Gli inquirenti sembrano convinti che la scarcerazione di Mariano non sia passata inosservata e senza ripercussioni sulla stabilità criminale del centro storico. Chi può avercela con il vecchio boss o con qualcuno a lui molto vicino? Le voci, nei vicoli dove il sole fatica a entrare, si rincorrono veloci. Potrebbe essere stata messa a rischio, o addirittura essere saltata, una sorta di pax mafiosa su cui negli anni scorsi tra famiglie di diverso calibro criminale si erano costruiti fragili equilibri nella spartizione degli affari illeciti del centro di Napoli, dai Quartieri al Cavone, dalla zona a ridosso di via Chiaia al Pallonetto. Del resto, che in zona ci sia nuovo fermento è un dato emerso dal ripetersi delle stese nel centro antico e dall’agguato in cui appena una settimana fa, tra vico Emanuele De Deo e vico Canale a Tavernapenta, è rimasto ferito un fedelissimo proprio dei Mariano.

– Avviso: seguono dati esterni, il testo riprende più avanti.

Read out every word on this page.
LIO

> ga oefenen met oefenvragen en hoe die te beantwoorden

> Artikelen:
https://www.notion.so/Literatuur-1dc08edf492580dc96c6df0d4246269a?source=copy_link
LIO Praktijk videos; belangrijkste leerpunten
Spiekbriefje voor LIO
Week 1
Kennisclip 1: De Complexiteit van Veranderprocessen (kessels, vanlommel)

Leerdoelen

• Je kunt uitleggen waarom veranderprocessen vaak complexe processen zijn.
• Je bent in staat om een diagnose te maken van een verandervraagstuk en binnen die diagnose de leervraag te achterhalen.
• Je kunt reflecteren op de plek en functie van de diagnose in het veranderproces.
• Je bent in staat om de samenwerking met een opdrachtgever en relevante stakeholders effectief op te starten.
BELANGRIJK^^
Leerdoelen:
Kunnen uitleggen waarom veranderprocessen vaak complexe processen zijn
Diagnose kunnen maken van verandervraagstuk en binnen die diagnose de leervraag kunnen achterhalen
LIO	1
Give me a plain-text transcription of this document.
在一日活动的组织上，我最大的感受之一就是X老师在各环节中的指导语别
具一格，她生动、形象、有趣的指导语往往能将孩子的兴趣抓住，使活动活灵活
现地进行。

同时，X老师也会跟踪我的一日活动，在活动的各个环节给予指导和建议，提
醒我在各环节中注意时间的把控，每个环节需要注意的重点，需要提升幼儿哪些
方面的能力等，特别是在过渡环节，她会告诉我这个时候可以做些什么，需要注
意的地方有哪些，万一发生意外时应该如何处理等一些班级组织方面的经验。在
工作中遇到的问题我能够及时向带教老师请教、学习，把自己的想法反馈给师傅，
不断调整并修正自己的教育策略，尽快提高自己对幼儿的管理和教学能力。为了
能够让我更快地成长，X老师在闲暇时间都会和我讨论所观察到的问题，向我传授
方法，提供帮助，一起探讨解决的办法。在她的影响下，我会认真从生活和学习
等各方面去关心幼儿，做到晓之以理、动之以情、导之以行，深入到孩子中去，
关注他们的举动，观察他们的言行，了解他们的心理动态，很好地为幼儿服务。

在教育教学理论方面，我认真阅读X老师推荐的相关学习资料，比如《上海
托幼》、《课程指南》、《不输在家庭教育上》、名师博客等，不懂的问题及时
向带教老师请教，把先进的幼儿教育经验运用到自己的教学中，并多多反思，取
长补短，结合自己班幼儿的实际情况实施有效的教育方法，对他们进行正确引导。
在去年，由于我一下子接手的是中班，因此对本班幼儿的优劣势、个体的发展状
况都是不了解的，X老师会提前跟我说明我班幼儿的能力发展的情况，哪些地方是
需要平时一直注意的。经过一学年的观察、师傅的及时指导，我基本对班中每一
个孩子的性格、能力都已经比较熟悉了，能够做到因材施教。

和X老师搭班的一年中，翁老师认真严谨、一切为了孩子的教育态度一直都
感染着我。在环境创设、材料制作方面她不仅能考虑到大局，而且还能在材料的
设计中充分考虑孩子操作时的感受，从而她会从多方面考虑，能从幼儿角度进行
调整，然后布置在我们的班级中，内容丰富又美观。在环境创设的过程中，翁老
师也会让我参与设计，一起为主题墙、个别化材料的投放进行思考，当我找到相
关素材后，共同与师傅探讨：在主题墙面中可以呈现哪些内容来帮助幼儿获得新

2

Piazza Trieste e Trento è una delle aree che fa più gola ai clan del centro. Nel fine settimana c’è la movida, per il resto è zona di affari che possono rendere molto anche ai boss. I clan si contendono soprattutto la gestione dello spaccio di droga da quelle parti. Le stese degli ultimi tempi potrebbero inserirsi nei tentativi di mostrare i muscoli per ristabilire rapporti di forza nella divisione del malaffare. Sullo sfondo, poi, resta lo storico e mai sopito scontro tra i clan dei Quartieri Spagnoli e quelli del Pallonetto di Santa Lucia, un conflitto che nel 2009, con la sparatoria in cui per errore fu ucciso Petru, il musicista romeno che suonava nell’atrio della Cumana di Montesanto, si scrisse una delle pagine più tristi della storia della città. L’altra sera ai Quartieri si è tornati a sparare e poco più tardi c’è stata una stesa anche in via Oronzio Costa. Indaga la squadra mobile diretta da Luigi Rinella. Sul campo ci sono investigatori esperti, che conoscono bene il territorio e le logiche seguite dalla camorra. 

Le paranze e i clan di giovanissimi non sono la vera camorra. Da più di un’indagine è emerso che la criminalità organizzata a Napoli è tutt’altro che frammentata, ha i tratti e il dna degli storici boss, il potere è sempre nelle loro mani. E quando c’è stato un ricambio generazionale ai vertici è stato solo per un passaggio di consegna a figli o nipoti. E’ soltanto la manovalanza a cambiare con più frequenza. In una recente relazione anche la Dia ha messo in guardia sul fenomeno: «Non devono essere ignorate le dinamiche di sodalizi che appaiono assenti e che, al contrario, operando lontano dai riflettori godono di tutti i benefici tattico-strategici che ne conseguono», sottolineando «la perdurante convergenza tra nuove aggregazioni e storiche organizzazioni della criminalità napoletana la cui mimetizzazione è frutto di una studiata strategia».